American equities rose sharply on Monday as investors sought to recoup some of their losses following Wall Street’s worst week of the year. Investors anticipate another strong week for retail profits.

33 points, or 0.1%, were added to the Dow Jones Industrial Average. The Nasdaq Composite increased by 0.6% and the S&P 500 gained 0.2%. Once the 2-year rate reached 4.883%, its highest level since July 2007, stock movements coincided with a decline in Treasury yields. The last time it traded lower, it was about 4.782%.

Rates were once again a notable driver of equities due to renewed attention on higher inflation and the consequences for the Fed. Risk has decreased as a result of the change in Fed funds expectations and the increase in short-term yields.

Union Pacific, a railroad firm, gave the S&P a boost as well, rising 10% after the announcement that CEO Lance Fritz will step down this year.

The early 2023 surge is losing steam as traders fear that rates may rise further.
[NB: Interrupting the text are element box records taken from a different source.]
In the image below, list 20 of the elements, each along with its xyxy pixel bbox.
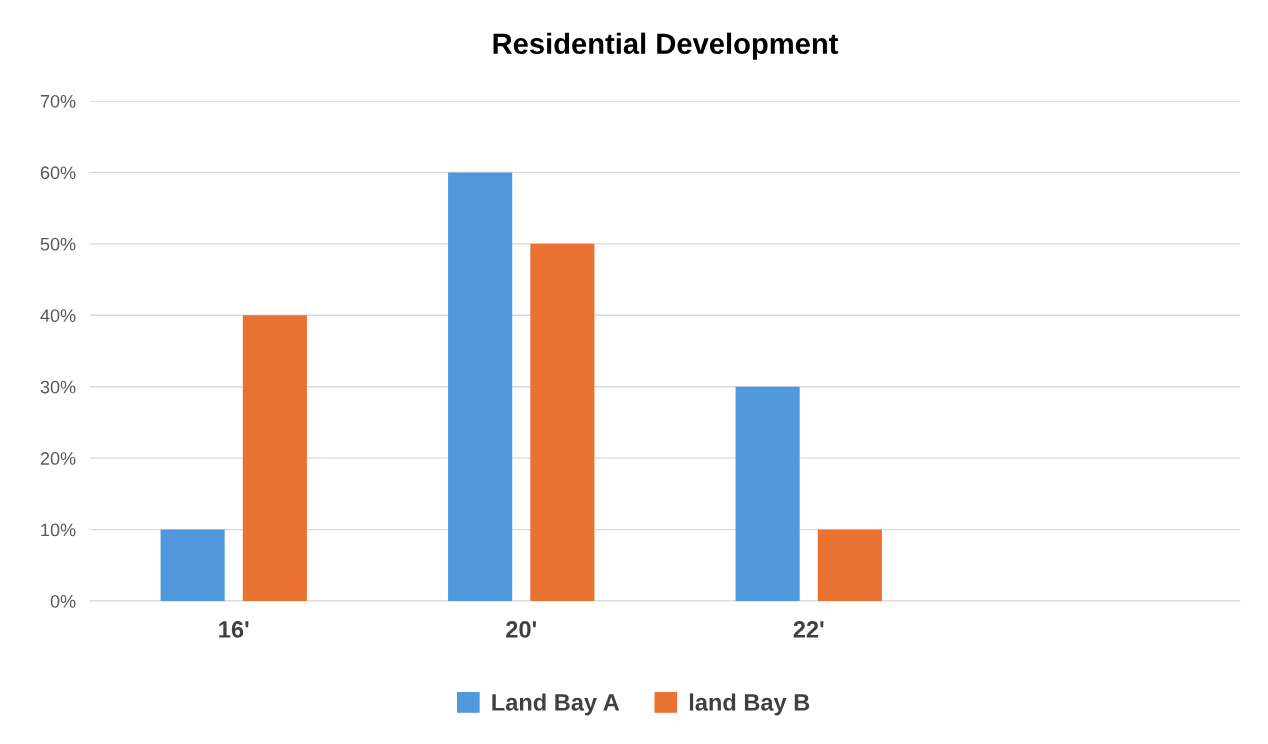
bar bbox=[242, 315, 307, 601]
bar bbox=[735, 386, 800, 601]
y-tick-label: 40% bbox=[40, 309, 76, 323]
y-tick-label: 60% bbox=[40, 166, 76, 180]
y-tick-label: 50% bbox=[40, 237, 76, 251]
legend-label: Land Bay A bbox=[492, 693, 620, 716]
chart-title: Residential Development bbox=[493, 32, 839, 60]
y-tick-label: 10% bbox=[41, 523, 76, 537]
x-tick-label: 22' bbox=[793, 621, 824, 638]
bar bbox=[160, 529, 225, 601]
bar bbox=[817, 529, 882, 601]
x-tick-label: 16' bbox=[219, 621, 249, 638]
bar bbox=[530, 243, 595, 601]
y-tick-label: 70% bbox=[40, 94, 76, 108]
bar bbox=[448, 172, 513, 601]
y-tick-label: 0% bbox=[50, 594, 76, 608]
x-tick-label: 20' bbox=[506, 621, 536, 638]
y-tick-label: 30% bbox=[40, 380, 76, 394]
legend-label: land Bay B bbox=[689, 693, 810, 716]
y-tick-label: 20% bbox=[40, 452, 76, 465]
The minutes from the most recent Fed meeting revealed that members are determined to keep hiking rates until inflation decreases.
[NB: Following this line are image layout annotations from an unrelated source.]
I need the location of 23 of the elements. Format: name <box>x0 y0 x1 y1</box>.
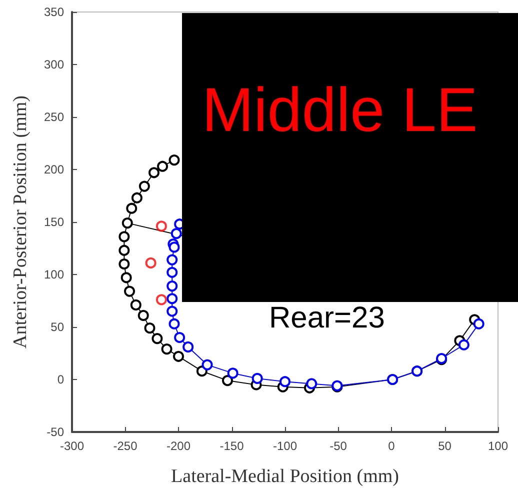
y-tick-label: 0 <box>57 372 64 386</box>
y-tick-label: 250 <box>44 110 64 124</box>
y-tick-label: 350 <box>44 5 64 19</box>
y-axis-title: Anterior-Posterior Position (mm) <box>10 96 31 348</box>
x-tick-label: -150 <box>220 439 244 453</box>
y-tick-label: 50 <box>50 320 64 334</box>
x-tick-label: -50 <box>330 439 348 453</box>
x-tick-label: -200 <box>166 439 191 453</box>
y-tick-label: 100 <box>44 268 64 282</box>
x-tick-label: 50 <box>438 439 452 453</box>
cover-box: Middle LE <box>182 13 518 302</box>
x-tick-label: -300 <box>60 439 84 453</box>
y-tick-label: 150 <box>44 215 64 229</box>
y-tick-label: 200 <box>44 162 64 176</box>
x-tick-label: 100 <box>488 439 508 453</box>
y-tick-label: 300 <box>44 58 64 72</box>
annotation: Rear=23 <box>269 302 385 334</box>
annotation: Middle LE <box>202 75 478 146</box>
x-axis-title: Lateral-Medial Position (mm) <box>171 466 399 487</box>
x-tick-label: -250 <box>113 439 138 453</box>
x-tick-label: -100 <box>272 439 298 453</box>
x-tick-label: 0 <box>388 439 396 453</box>
y-tick-label: -50 <box>46 425 64 439</box>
Durable goods orders decreased in January due to consumers’ reduced spending on expensive items, according to economic data. In earnings, just 6% of the S&P 500 will report but investors are looking for insight into the consumer with several major retailers, restaurants, some travel and entertainment names as well as food companies set to report. Target, Costco, Lowe’s and Macy’s are some of the big names


Since the start of 2023, the S&P 500 has increased, but a warning of “earnings pressure” was published on Monday. According to Citigroup analysis, the new danger of declining company profit margins puts pressure on US stocks.


The stock market is moving towards the second half of 2023 and starting to look ahead to 2024, so investors are being warned to be ready for larger earnings pressure. They believe that despite the tendency of analysts “aggressively right-sizing 2023 predictions since mid-2022,” margin risk is not factored into the S&P 500 index.